Al visitar nuevamente la entidad, el funcionario federal explicó que se llevó tiempo porque se tuvieron que ubicar los terrenos adecuados y constatar que cumplían con las normas que dicta tanto el Fondo de Desastres Naturales (Fonden) como el Consejo Nacional para la Prevención de Desastres Naturales (Cenapred), por tanto cada terreno cuenta con un dictamen que acredita que no se encuentra en zona de alto riesgo.

Agregó que la superficie adquirida es superior a las 109 hectáreas, que se encuentran diseminadas en toda la geografía del estado, ya que durante el paso simultáneo tanto de la tormenta Manuel como del huracán Ingrid entre el 13 y el 16 de septiembre de 2013, hace casi un año, la devastación afectó prácticamente a todos los municipios del estado, en diverso grado.

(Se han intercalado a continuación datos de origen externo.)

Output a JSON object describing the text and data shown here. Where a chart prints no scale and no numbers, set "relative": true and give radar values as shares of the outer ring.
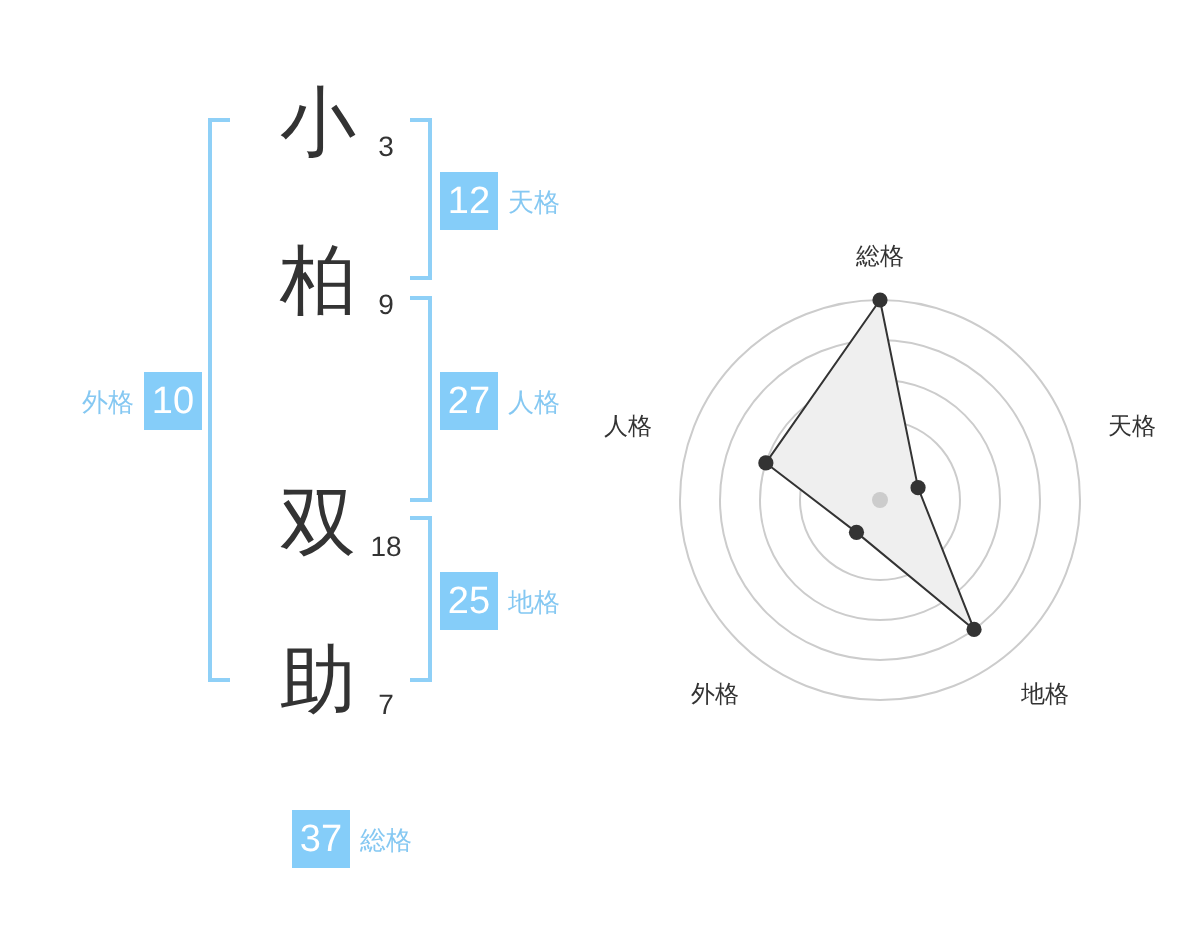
{
  "chart_data": [
    {
      "type": "other",
      "categories": [
        "小",
        "柏",
        "双",
        "助"
      ],
      "values": [
        3,
        9,
        18,
        7
      ],
      "data_labels": true
    },
    {
      "type": "other",
      "categories": [
        "天格",
        "人格",
        "地格",
        "外格",
        "総格"
      ],
      "values": [
        12,
        27,
        25,
        10,
        37
      ],
      "data_labels": true,
      "color": "#85cdf9"
    },
    {
      "type": "radar",
      "categories": [
        "総格",
        "天格",
        "地格",
        "外格",
        "人格"
      ],
      "series": [
        {
          "color": "#333333",
          "values": [
            1,
            0.2,
            0.8,
            0.2,
            0.6
          ]
        }
      ],
      "relative": true,
      "grid": true,
      "marker": "circle"
    }
  ]
}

Ramírez Marín advirtió que los damnificados no solamente tendrán seguridad en cuando a la ubicación de las viviendas, sino también la certeza jurídica a través de la escrituración correspondiente.

Según explicó de la gran cantidad de predios,el 55.5 por ciento fue comprado por Sedatu, en tanto que 3.8 por ciento fue donado por particulares y el 30.7 por ciento restante es propiedad de los mismos afectados.